Grade 3 AEs with the highest frequency in the trabectedin arm were increased ALT levels (25% vs 1%), neutropenia (21% vs 11%), anemia (14% vs 11%) and increased AST levels (12% vs 0%). Sixteen percent of patients receiving trabectedin had grade 4 neutropenia compared with 10% in the dacarbazine group.
Treatment-related discontinuation rates were 7% and 10% in the dacarbazine and trabectedin arms, respectively. There were treatment-associated deaths within 30 days of the last dose among 3.2% of patients receiving trabectedin compared with none in the dacarbazine arm.
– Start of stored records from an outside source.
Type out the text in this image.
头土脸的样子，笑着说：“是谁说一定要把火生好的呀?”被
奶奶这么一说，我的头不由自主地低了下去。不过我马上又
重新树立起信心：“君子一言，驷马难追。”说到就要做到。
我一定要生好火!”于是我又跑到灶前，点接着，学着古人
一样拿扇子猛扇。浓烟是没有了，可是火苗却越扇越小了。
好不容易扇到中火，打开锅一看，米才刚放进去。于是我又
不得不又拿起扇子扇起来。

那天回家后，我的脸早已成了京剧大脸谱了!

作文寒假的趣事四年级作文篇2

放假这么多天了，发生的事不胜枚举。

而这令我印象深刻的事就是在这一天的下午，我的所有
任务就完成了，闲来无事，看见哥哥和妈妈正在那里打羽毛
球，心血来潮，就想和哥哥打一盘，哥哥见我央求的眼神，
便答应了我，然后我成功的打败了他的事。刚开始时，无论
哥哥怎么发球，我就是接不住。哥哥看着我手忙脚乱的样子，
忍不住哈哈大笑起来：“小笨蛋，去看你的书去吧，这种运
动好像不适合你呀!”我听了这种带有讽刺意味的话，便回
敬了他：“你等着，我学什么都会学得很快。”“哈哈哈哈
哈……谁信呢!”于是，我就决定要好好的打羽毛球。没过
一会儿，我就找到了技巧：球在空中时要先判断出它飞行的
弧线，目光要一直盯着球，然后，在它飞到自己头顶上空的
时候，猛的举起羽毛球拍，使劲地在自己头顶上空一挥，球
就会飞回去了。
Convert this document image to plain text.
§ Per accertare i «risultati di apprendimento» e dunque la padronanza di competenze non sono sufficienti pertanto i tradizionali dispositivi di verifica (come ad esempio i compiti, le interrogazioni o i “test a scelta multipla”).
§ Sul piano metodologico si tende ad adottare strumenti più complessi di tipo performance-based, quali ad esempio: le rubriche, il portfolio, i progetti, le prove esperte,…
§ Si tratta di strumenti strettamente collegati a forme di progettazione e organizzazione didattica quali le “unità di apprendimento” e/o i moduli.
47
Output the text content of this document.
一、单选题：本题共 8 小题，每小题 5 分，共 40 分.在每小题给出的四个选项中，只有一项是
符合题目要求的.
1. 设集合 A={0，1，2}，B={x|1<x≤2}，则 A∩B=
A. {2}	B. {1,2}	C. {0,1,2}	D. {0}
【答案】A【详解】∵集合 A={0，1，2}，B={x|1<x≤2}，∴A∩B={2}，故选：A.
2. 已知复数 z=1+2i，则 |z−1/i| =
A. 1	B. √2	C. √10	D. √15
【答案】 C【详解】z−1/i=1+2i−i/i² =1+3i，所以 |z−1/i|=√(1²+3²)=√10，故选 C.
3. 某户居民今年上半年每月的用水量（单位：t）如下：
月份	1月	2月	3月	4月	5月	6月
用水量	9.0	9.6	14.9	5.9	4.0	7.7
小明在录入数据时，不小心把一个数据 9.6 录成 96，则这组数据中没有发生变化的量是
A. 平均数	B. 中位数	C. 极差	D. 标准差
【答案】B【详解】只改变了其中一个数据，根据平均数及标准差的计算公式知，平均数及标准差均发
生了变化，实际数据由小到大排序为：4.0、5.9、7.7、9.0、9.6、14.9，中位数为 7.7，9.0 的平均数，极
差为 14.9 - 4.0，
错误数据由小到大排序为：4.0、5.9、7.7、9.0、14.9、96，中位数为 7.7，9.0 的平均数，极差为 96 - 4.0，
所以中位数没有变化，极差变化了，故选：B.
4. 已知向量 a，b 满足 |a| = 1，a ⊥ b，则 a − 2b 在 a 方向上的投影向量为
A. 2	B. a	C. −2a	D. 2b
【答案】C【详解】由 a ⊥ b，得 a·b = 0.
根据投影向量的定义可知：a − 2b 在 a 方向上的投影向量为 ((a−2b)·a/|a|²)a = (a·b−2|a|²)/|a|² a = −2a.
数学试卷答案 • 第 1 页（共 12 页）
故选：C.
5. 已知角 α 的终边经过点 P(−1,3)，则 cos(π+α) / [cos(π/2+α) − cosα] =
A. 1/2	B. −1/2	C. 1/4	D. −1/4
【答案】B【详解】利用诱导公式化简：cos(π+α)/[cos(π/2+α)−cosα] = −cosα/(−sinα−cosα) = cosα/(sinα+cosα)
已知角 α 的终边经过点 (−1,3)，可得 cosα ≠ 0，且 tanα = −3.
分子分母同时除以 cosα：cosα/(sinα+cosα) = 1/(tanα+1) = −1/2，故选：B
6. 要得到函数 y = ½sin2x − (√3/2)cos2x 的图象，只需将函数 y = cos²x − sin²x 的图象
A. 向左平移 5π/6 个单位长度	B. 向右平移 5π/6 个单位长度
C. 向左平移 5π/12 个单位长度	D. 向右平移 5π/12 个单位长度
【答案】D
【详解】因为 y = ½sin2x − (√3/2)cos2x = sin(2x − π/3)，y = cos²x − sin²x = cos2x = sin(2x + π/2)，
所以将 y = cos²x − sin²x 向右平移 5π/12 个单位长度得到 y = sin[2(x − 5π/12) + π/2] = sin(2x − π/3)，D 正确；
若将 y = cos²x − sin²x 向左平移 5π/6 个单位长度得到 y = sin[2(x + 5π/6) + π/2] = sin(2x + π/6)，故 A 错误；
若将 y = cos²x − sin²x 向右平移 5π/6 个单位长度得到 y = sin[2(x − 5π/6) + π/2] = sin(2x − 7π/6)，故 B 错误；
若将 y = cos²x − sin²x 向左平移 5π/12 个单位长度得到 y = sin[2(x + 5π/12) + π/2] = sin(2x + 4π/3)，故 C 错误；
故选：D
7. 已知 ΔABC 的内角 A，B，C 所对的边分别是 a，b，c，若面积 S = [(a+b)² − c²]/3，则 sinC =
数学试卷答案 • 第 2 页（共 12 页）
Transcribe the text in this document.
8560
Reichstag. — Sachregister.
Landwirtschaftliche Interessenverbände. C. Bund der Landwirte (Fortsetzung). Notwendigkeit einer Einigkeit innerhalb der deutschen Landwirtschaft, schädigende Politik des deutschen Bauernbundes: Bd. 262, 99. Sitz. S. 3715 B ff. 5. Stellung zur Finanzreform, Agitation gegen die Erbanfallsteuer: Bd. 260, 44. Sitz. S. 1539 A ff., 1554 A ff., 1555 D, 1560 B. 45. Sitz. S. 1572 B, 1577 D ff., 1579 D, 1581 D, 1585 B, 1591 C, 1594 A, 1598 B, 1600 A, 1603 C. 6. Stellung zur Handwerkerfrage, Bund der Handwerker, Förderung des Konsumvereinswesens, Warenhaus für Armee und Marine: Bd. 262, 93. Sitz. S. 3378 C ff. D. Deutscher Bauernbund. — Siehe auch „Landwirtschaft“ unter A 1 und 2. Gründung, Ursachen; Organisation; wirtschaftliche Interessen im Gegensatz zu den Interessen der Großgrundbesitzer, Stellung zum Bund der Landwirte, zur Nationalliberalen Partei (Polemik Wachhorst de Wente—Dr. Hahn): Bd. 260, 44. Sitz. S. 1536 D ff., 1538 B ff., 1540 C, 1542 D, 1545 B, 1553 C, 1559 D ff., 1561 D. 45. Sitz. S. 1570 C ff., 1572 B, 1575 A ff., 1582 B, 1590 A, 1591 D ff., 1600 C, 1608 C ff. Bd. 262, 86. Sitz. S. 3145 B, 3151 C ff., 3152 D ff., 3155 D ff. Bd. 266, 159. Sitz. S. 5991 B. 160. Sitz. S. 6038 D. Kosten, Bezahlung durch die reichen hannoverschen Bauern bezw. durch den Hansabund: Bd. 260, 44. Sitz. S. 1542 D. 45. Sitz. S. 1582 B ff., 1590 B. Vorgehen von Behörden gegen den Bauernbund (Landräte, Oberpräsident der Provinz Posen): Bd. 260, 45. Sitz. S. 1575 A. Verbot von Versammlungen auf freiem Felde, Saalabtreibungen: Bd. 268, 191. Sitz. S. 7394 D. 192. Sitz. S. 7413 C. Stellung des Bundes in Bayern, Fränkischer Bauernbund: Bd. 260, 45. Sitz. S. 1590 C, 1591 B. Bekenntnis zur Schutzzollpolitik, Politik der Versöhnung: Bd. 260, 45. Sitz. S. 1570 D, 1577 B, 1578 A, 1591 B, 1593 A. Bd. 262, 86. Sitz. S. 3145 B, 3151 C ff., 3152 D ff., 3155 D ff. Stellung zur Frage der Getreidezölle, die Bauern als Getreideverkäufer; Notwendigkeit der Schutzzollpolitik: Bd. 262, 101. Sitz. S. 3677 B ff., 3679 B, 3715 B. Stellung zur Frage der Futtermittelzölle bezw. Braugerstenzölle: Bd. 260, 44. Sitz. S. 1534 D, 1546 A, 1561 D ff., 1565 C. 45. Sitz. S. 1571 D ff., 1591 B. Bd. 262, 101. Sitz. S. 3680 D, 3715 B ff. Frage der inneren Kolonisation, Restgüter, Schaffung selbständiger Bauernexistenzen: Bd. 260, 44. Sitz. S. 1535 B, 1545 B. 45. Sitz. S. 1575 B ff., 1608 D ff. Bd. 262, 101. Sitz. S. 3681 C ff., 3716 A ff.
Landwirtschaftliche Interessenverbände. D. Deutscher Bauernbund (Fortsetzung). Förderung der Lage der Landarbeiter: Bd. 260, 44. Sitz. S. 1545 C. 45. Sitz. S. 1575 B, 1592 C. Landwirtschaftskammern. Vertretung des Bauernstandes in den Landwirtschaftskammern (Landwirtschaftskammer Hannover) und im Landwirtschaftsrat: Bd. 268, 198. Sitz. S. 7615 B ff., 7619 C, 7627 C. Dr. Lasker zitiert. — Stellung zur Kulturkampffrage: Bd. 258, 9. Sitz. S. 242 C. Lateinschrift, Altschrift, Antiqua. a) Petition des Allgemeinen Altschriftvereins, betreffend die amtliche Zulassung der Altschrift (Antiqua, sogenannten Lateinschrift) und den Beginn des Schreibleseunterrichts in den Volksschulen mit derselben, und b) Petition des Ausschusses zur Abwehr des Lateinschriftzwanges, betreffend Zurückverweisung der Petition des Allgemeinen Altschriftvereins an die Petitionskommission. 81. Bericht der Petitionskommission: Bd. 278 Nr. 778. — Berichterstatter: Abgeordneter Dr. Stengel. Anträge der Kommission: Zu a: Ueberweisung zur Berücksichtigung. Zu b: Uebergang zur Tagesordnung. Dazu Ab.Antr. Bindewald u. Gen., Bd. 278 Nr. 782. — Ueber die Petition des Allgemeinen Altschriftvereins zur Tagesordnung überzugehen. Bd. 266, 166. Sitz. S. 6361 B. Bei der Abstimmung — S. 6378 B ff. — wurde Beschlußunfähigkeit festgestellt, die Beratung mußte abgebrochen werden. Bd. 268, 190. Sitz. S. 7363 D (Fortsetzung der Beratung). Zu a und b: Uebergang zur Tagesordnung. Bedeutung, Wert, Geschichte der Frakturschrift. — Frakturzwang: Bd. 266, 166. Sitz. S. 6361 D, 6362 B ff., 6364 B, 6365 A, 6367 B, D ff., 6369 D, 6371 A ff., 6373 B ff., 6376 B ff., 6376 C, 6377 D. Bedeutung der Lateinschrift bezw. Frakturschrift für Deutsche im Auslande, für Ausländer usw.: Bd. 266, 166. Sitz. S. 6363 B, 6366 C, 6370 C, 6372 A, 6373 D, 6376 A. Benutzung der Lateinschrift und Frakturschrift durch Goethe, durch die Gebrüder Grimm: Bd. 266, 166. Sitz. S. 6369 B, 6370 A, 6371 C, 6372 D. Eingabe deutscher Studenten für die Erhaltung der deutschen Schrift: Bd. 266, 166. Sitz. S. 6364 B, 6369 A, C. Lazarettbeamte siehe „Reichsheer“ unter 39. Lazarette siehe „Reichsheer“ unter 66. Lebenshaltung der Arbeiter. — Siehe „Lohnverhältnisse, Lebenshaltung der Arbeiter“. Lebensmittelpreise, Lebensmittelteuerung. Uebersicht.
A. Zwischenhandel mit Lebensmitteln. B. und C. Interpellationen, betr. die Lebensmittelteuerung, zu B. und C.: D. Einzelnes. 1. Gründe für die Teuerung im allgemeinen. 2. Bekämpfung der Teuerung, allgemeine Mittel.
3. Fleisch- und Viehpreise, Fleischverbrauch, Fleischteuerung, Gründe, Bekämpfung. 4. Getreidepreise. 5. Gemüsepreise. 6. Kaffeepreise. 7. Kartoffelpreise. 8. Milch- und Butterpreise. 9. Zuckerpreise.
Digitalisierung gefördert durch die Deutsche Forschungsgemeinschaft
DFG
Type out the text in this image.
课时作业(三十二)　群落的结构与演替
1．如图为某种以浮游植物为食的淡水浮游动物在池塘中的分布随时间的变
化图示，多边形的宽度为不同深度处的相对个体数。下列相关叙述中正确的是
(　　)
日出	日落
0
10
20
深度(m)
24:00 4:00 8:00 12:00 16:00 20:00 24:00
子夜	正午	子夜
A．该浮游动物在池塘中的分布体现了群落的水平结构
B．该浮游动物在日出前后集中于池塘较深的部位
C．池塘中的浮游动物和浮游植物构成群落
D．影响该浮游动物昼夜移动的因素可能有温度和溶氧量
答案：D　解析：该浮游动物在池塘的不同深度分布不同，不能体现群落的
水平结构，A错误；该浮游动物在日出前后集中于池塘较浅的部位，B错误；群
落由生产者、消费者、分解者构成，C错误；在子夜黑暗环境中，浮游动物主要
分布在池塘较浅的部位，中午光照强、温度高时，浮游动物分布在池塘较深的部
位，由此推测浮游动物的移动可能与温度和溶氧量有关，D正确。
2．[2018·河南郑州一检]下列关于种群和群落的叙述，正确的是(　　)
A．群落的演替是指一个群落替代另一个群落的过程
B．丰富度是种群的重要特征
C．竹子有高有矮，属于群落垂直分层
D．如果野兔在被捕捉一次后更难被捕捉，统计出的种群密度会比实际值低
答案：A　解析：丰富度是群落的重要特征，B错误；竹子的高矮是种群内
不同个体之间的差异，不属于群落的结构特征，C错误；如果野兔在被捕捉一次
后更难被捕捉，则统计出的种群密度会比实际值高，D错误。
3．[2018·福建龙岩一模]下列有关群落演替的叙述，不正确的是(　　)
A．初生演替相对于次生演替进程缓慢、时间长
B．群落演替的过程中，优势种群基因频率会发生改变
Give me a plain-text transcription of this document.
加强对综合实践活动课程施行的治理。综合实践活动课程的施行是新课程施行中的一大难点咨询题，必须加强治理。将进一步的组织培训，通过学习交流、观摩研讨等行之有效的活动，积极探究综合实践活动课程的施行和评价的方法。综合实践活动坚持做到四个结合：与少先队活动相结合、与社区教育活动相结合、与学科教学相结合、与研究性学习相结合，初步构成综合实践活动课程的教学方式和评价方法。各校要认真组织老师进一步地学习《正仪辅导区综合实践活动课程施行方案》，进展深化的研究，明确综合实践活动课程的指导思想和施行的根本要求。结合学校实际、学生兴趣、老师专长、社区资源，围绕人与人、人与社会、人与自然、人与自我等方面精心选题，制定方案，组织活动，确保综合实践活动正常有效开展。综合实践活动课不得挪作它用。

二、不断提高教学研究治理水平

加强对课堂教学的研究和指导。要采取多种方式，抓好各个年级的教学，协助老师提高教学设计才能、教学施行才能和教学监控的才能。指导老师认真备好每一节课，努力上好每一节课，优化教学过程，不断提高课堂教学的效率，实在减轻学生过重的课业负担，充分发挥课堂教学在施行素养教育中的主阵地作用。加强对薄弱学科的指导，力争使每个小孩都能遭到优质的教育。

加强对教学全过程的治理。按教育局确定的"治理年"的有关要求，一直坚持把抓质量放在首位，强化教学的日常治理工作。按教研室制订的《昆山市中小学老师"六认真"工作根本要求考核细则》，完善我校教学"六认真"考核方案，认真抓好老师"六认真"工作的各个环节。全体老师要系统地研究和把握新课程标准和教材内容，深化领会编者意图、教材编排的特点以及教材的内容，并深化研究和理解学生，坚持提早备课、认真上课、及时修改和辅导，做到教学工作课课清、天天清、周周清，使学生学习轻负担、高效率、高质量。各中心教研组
According to a statement from the FDA, trabectedin "carries a warning alerting healthcare providers of the risk of neutropenic sepsis, rhabdomyolysis, hepatotoxicity, extravasation, tissue necrosis, and cardiomyopathy."
Trabectedin was originally derived from a sea squirt, Ecteinascidia turbinate, and is now manufactured synthetically.